Explain how to address power imbalance in your own supervision practice
At St Mary’s most staffs are aware of the need to supervision in a clear management. Meeting staff at their level is a wise option as it cancels out a high ranking staff member portraying a power imbalance situation that may lead to disrespect from the staff (Davys, ;Beddoe, 2010). Supervision should be seen as a managing function process anticipated to promote the institutional goals and achievement and to promote capabilities of staffs professionally and personally.
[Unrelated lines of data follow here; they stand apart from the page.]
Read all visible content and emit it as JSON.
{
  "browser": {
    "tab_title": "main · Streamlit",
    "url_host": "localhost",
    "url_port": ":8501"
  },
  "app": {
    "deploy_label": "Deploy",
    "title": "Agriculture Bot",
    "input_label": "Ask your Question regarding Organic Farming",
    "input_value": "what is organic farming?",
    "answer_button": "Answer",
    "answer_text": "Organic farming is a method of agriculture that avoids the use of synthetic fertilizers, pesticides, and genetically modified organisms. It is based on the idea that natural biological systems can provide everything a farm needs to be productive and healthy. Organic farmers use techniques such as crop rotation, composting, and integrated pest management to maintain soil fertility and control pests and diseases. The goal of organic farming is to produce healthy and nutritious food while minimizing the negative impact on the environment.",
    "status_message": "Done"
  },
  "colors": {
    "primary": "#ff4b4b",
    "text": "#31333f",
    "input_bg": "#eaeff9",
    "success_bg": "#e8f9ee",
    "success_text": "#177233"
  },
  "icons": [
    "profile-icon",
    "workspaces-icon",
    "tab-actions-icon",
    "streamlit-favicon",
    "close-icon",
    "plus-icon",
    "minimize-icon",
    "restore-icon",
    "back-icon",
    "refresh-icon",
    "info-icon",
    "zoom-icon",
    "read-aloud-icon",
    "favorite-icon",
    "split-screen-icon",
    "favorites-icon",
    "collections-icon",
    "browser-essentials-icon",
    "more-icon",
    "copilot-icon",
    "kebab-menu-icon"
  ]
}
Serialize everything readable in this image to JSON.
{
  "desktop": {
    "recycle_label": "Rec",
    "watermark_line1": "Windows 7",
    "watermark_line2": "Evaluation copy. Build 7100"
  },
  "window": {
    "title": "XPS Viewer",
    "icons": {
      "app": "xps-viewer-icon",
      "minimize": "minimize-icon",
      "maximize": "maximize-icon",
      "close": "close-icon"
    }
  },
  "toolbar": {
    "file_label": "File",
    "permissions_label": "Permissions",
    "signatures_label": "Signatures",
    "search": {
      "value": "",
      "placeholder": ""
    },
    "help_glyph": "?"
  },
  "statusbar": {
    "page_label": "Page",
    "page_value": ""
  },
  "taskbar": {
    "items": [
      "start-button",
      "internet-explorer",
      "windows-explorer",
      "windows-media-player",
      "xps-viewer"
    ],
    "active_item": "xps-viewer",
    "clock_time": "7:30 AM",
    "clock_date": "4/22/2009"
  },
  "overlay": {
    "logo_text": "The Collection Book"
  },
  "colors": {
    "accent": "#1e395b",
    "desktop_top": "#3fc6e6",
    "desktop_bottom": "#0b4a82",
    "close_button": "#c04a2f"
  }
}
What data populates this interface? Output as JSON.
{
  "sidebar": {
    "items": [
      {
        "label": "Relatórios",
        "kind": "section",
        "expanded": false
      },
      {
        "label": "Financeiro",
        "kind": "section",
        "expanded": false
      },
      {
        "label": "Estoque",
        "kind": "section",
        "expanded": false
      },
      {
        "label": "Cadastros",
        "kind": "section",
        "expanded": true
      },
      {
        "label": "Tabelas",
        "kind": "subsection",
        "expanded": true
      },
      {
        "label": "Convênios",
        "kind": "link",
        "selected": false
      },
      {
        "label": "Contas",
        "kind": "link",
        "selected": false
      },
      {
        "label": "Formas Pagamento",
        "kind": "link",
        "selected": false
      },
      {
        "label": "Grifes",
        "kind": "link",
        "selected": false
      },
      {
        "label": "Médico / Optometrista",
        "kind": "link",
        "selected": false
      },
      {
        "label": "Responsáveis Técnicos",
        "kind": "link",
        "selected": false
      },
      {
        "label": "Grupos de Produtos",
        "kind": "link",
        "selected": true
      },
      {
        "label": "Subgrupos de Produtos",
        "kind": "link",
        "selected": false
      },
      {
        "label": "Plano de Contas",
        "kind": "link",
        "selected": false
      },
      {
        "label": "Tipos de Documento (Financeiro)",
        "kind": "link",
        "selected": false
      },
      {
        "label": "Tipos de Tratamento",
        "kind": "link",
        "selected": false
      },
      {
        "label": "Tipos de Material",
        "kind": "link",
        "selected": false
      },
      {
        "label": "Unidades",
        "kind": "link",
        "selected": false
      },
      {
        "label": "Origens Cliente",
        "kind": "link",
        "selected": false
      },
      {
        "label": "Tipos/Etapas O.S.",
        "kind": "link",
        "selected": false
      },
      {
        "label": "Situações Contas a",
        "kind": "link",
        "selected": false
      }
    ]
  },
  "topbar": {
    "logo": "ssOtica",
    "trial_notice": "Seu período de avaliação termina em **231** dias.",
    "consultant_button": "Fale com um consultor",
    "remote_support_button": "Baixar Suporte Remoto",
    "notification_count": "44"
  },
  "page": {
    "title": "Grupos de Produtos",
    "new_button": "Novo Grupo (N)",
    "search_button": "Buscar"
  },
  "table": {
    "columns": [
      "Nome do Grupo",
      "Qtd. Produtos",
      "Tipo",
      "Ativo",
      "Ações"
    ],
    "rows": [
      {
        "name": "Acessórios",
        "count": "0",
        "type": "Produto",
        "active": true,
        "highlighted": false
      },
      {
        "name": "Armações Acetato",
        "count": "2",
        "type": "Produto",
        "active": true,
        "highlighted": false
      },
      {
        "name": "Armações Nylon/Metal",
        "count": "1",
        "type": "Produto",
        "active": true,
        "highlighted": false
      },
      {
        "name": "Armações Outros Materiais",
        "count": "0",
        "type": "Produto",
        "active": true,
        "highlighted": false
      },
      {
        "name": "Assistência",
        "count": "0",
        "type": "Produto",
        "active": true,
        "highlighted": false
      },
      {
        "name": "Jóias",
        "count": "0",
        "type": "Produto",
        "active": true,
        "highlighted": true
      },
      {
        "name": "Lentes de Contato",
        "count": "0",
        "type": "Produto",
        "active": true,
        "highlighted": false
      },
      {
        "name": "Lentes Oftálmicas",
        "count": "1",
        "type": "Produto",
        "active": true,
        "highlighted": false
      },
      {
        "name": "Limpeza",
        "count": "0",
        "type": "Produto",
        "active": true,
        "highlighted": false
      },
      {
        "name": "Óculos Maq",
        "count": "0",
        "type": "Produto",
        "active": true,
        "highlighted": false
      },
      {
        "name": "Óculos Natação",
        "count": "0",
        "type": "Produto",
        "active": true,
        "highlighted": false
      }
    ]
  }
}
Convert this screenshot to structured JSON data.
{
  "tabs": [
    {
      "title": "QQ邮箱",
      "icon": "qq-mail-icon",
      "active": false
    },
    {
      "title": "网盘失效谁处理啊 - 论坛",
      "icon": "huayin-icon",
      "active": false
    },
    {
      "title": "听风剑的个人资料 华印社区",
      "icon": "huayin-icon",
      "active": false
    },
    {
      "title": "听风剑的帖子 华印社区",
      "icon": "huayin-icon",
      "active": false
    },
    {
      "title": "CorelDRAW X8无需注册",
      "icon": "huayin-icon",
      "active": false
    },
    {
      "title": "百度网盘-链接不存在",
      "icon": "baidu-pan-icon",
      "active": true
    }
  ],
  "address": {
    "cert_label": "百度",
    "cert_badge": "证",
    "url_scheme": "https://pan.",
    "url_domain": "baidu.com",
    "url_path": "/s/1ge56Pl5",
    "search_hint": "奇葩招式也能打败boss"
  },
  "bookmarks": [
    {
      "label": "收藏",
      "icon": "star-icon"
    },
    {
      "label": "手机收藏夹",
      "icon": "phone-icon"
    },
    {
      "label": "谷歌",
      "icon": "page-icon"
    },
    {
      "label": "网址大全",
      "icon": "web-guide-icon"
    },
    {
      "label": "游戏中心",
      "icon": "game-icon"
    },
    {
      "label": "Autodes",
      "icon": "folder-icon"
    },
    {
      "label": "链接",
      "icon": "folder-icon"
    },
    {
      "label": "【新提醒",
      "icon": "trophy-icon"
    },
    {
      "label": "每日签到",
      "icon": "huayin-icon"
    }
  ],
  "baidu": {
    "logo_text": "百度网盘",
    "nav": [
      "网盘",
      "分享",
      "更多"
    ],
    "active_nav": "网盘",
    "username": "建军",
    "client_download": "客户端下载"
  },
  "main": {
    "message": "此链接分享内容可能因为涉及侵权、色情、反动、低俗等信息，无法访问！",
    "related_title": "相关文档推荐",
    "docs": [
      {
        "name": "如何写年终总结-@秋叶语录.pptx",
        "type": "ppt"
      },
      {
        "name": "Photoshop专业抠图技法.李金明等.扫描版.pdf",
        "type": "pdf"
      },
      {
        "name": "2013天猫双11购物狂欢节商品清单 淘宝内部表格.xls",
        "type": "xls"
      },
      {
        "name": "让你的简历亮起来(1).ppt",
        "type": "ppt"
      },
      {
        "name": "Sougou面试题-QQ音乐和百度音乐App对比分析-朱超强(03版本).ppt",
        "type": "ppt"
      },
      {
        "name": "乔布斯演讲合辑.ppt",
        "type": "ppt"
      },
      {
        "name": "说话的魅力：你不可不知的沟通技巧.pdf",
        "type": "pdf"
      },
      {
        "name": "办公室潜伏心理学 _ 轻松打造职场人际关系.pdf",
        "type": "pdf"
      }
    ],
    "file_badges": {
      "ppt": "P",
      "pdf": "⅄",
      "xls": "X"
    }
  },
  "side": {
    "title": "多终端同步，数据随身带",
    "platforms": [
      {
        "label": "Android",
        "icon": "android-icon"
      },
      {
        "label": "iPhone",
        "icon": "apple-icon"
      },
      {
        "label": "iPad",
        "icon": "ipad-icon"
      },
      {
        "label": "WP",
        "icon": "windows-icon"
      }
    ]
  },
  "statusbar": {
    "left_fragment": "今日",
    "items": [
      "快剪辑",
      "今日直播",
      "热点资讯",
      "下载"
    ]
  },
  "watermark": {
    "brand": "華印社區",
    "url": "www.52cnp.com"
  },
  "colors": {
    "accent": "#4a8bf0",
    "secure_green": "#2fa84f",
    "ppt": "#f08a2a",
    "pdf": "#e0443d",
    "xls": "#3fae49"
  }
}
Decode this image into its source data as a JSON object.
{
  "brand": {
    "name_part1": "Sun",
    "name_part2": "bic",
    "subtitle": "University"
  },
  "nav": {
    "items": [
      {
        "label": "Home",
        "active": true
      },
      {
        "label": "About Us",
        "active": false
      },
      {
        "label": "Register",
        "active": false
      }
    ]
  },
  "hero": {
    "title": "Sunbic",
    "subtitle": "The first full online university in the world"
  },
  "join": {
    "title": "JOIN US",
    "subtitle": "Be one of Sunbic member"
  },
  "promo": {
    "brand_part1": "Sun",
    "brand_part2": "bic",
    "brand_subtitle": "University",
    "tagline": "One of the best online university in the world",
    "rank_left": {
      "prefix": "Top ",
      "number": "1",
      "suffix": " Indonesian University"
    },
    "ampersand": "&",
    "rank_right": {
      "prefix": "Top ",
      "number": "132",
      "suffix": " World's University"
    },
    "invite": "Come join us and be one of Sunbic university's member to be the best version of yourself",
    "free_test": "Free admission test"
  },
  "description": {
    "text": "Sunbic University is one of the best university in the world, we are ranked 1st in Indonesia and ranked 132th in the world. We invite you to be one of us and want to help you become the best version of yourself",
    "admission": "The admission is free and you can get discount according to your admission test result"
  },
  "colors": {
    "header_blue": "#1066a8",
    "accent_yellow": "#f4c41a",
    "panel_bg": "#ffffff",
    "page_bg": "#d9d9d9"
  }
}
As a unit manager when I do supervisor I agreed to document the information regarding the session using a standard format. I give guidance and training in order to help staff to improve their practice. I offer advice, support, and supportive challenge to enable staff to reflect in depth on issues affecting their routine. I also recognize when staff are working to a high standard. I will respect staff’s confidentiality unless they reveal any unsafe, unethical or illegal practice. If this occurs I will attempt to persuade and support staff to deal with the issue directly myself if that is a safe course of action. If I remain concerned or staff are on unwilling to go through the appropriate procedures to address this, I will reveal the information only after informing staff that I’m going to do so. I will take appropriate action if staffs repeatedly fail to attend session. Be committed to continually developing myself and use my own clinical supervision support and develop my own ability as a supervisor and clinician, without breaking confidentiality.
By carrying out supervision take into account a staff knowledge, skills and abilities. Supervision meetings will enable staff to develop agreement work and learning and developing and expand knowledge and skills. Identify learning and development needs.